The recovery in Indian equities was largely driven by positive global sentiments as the third US 1.9-trillion stimulus bill made in through Congress and was signed by the US president.
While the development on the US stimulus package was positive for the markets, we believe that there are still concerns over the rising US 10-year bond yields that may cause some short-term volatility in the markets.
However, as long as we do not see any major spike in the short-term yields, any volatility will be temporary and will provide an opportunity to buy into the markets from a medium to long-term perspective.
Small and midcaps performed in line with benchmark indices in the week gone by. Where are pockets of opportunities in this space?
Small & midcaps have performed in line with the benchmark indices during the week post the sharp outperformance in prior weeks.
Going forward, we believe that mid and small caps should outperform the benchmark Nifty, as we may witness a slowdown in FPI flows in case there is any major surge in the US 10-year bond yield.
In that case, we may see largecaps come under some pressure, given very high levels of FII holdings, though we expect mid and small-caps to fare better given relatively lower FII holdings.
In the mid and small-cap space, we see good opportunities in the midsized banks like Federal Bank and IDFC First Bank along with NBFCs like M&M Finance, L&T Finance.
Asset quality stress for the BFSI sector is likely to be lower than initial expectations which should lead to significant rerating for the sector.
Moreover, we are also positive on sectors like cement, Iifrastructure, and building materials, which are expected to be big beneficiaries of the government’s thrust on infrastructure and housing.
Q) Wall Street hit a fresh record high recently, do you think the NIfty will go past 15,431 to a new record high?
A) As pointed earlier Wall Street hit an all-time high due to the $ 1.9 trillion stimulus package. However, we expect the global markets to be volatile in the near-term due to a continued spike in the US 10-year bond yields.

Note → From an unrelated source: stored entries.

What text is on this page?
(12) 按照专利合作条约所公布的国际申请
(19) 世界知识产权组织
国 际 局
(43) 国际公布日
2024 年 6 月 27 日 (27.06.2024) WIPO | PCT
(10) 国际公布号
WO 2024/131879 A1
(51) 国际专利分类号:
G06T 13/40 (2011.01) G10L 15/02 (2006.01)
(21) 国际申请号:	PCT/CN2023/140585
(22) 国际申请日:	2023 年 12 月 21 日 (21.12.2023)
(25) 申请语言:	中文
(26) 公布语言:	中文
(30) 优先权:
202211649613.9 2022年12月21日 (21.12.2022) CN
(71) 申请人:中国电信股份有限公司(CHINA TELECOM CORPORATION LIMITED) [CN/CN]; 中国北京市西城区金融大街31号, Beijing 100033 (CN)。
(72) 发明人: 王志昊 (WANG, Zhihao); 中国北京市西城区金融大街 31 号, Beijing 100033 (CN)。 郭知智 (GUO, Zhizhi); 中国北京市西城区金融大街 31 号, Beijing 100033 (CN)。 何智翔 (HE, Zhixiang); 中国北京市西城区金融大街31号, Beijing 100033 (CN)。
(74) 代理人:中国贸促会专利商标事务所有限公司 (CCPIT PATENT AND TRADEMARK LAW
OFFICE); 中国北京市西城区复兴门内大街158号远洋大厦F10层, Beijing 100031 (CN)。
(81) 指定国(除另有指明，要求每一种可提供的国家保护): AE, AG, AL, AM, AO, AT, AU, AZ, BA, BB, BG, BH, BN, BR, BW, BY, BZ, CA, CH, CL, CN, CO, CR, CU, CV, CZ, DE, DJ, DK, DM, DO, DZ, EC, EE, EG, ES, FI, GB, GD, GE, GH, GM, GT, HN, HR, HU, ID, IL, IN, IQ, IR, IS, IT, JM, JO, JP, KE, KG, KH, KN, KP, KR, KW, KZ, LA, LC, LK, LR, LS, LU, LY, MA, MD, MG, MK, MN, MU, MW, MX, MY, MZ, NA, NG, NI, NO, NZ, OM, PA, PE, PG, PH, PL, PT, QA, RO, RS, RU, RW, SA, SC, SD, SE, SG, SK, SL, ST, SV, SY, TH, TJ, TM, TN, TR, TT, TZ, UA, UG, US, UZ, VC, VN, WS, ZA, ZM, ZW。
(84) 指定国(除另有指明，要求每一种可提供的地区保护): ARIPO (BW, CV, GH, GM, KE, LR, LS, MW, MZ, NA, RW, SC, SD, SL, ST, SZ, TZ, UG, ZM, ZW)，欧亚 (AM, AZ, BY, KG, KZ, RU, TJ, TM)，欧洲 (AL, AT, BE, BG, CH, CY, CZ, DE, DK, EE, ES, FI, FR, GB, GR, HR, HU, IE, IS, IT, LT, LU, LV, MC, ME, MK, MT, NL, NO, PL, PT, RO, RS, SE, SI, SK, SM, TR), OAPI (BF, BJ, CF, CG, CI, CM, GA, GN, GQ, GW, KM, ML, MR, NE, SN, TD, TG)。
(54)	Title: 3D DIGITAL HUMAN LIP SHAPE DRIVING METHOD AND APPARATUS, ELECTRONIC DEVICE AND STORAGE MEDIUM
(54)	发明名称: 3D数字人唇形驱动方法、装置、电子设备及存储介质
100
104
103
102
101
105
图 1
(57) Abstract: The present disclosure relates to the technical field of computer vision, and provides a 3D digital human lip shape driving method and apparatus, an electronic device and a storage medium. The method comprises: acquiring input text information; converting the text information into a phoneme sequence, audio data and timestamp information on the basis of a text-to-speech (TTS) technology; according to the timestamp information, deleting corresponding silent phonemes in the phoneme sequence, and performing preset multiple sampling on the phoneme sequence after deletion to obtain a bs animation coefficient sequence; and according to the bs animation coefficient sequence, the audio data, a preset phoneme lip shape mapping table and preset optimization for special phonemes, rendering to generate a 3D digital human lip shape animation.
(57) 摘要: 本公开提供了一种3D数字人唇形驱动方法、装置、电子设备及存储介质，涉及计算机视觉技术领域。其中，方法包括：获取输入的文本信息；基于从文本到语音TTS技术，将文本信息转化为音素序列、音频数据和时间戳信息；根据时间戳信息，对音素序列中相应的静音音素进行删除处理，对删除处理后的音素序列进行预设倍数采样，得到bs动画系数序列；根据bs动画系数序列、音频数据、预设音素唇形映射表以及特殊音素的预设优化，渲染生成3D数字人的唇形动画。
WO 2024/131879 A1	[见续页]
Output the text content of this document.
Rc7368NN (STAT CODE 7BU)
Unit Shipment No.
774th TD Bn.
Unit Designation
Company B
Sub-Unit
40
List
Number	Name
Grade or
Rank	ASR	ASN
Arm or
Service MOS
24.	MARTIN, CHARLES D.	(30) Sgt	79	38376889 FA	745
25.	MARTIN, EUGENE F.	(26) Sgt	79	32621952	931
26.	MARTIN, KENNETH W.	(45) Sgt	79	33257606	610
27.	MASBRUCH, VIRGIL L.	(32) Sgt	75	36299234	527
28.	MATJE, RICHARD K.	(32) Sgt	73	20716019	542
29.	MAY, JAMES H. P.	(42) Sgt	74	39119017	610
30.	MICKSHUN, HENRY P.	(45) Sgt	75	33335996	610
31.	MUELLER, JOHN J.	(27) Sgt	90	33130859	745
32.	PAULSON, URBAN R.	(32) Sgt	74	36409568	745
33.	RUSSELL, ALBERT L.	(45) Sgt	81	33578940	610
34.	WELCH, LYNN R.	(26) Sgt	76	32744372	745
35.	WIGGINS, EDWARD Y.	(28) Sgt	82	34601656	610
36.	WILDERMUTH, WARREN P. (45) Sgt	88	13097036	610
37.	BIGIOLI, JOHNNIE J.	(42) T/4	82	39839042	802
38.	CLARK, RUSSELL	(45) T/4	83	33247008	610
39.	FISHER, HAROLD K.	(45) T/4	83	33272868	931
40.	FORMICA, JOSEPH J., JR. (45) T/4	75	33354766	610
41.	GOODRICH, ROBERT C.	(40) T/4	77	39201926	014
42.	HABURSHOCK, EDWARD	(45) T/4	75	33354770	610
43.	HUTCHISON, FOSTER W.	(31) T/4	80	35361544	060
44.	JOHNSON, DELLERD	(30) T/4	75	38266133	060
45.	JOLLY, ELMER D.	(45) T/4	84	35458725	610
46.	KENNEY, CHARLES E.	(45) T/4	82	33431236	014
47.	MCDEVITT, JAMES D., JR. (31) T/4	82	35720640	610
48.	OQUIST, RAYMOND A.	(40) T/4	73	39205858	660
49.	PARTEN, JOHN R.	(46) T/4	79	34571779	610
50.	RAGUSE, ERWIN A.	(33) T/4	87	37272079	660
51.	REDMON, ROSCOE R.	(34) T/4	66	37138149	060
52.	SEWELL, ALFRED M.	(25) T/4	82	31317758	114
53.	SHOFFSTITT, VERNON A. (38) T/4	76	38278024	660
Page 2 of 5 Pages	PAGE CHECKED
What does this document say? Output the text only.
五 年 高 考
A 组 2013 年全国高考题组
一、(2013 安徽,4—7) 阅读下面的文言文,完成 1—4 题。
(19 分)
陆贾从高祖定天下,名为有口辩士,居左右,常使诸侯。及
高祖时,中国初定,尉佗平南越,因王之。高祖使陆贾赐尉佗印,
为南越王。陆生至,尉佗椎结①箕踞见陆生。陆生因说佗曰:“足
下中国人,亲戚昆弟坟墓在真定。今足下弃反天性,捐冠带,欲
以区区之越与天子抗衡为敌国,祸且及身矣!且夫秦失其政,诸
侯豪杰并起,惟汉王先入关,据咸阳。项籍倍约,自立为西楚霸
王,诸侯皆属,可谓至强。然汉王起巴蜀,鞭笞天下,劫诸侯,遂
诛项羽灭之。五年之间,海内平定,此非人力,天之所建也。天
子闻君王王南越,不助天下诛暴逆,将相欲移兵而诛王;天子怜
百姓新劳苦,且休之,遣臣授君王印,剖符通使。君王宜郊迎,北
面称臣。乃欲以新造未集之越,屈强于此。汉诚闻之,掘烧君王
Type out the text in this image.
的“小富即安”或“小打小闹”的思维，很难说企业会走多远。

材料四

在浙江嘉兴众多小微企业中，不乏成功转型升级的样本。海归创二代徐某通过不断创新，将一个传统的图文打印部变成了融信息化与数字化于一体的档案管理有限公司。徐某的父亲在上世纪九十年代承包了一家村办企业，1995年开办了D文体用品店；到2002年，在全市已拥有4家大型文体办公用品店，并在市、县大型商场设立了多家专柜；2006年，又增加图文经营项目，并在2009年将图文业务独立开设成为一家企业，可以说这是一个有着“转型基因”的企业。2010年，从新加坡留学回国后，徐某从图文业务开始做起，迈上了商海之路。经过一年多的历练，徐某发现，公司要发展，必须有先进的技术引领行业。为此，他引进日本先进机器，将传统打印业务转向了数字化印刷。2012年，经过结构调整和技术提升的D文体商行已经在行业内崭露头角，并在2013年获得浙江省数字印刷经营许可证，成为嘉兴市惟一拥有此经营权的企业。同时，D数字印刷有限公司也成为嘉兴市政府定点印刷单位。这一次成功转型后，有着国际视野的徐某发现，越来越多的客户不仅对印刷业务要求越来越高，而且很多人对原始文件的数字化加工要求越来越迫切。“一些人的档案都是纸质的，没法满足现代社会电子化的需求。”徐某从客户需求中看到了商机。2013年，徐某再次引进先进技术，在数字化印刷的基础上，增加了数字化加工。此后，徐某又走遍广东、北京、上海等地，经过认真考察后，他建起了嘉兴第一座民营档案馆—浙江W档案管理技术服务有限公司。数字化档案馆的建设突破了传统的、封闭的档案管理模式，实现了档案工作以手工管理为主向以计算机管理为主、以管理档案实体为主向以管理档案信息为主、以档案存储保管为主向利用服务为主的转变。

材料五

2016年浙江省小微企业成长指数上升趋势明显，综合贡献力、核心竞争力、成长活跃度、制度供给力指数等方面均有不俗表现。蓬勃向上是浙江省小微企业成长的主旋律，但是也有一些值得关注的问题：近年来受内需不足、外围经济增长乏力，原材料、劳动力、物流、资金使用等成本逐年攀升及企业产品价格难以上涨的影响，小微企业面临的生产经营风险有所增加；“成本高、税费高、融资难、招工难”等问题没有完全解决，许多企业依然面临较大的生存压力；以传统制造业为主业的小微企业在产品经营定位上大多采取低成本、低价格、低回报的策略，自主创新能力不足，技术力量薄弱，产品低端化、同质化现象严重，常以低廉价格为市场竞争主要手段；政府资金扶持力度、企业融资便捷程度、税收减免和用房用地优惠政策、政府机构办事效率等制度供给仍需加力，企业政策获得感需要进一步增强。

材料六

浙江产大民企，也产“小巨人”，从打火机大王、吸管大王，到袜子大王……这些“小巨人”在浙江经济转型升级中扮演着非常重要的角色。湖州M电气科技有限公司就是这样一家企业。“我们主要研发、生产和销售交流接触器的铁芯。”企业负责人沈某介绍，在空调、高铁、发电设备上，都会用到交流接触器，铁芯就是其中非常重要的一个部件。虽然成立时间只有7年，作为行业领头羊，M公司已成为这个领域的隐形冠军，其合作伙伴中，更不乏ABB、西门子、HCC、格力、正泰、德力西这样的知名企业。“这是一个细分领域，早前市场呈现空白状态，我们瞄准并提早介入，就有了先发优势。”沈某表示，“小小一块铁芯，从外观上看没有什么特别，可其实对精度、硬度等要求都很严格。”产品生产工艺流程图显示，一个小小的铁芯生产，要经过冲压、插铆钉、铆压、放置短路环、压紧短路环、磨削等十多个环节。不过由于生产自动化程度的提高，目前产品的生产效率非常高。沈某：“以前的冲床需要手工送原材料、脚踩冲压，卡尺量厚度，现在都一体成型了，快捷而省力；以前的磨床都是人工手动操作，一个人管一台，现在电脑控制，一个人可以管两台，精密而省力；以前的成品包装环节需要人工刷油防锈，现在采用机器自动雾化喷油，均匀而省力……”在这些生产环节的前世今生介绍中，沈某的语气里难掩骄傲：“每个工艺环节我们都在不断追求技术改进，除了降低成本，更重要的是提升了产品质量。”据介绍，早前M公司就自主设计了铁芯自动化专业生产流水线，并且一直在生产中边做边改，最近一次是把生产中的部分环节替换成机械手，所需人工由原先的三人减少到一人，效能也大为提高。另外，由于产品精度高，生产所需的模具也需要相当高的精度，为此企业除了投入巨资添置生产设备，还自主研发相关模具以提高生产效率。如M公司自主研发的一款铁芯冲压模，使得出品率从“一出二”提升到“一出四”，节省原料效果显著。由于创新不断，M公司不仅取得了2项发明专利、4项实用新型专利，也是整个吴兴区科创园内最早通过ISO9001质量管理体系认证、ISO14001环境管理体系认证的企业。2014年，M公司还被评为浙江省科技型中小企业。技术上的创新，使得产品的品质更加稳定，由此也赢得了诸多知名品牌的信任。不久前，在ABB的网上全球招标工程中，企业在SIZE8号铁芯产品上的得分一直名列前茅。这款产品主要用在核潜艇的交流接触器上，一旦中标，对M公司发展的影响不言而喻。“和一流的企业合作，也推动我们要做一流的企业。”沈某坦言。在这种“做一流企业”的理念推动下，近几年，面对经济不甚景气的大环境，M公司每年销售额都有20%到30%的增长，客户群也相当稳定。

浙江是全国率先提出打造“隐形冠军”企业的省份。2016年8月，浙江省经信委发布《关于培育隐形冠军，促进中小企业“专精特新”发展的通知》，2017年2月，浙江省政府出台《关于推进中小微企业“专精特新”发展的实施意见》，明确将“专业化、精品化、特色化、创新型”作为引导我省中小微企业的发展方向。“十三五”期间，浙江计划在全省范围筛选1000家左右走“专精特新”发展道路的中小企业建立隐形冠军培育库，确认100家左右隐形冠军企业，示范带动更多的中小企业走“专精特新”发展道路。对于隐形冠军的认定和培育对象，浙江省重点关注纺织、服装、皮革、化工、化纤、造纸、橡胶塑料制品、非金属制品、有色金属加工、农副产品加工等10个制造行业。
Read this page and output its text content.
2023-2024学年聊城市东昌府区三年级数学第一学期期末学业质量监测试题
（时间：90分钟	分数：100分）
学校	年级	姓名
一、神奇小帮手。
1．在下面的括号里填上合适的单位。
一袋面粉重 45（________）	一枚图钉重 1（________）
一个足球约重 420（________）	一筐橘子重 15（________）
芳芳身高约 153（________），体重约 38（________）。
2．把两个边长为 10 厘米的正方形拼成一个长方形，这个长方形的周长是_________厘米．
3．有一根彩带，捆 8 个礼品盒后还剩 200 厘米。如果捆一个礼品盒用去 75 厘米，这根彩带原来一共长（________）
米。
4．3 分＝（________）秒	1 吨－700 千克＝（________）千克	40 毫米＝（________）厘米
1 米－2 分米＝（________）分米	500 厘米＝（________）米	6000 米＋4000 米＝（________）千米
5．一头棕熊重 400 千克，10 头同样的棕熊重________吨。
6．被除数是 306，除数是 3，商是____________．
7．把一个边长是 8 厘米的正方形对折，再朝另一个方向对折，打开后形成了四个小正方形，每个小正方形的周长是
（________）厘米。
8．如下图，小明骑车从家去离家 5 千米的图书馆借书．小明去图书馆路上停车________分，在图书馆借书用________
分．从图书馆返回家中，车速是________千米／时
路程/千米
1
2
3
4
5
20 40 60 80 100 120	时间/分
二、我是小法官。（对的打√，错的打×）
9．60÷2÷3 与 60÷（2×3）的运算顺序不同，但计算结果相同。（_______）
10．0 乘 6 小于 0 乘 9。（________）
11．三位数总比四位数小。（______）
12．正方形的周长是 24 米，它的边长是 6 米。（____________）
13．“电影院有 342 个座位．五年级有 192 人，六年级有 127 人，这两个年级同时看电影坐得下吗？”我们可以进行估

Rising US bond yields are likely to lead to a temporary pullback in global liquidity, (which) is expected to put some pressure on emerging markets including India in the near term.
However, we continue to remain positive on the markets from a medium to long-term perspective and expect new highs for the benchmark Nifty and the Sensex despite any near-term volatility.
Q) Sectorally, which sector hogged the limelight in the week gone by and why?
A) IT sector has been one of the big outperformers in the past week post a month-long consolidation period. This is due to the rotation of money from the high-beta sector like BFSI and infrastructure back into defensives like IT.
Post the Union budget, there had been a shift in allocation to the high-beta sectors from defensives like IT and pharma.
Post the underperformance by the IT sector in February, we are witnessing some shift in allocation back to the IT space, given a very strong demand environment and continued growth visibility for the sector.
Q) Equity MFs continue to see outflows despite a vibrant stock market. Are investors booking profits or rebalancing their portfolio towards under-owned sectors?
A) We believe that continued outflows from mutual funds is a function of investors booking profits as well as investors rebalancing their portfolios towards under-owned sectors through direct participation in equity markets.
While we are seeing continued outflows from mutual funds, SIP flows are unaffected, which signals continued participation by retail investors.
With the economy continuing to normalise rapidly, we believe that it is just a matter of time before we start seeing inflows in mutual funds.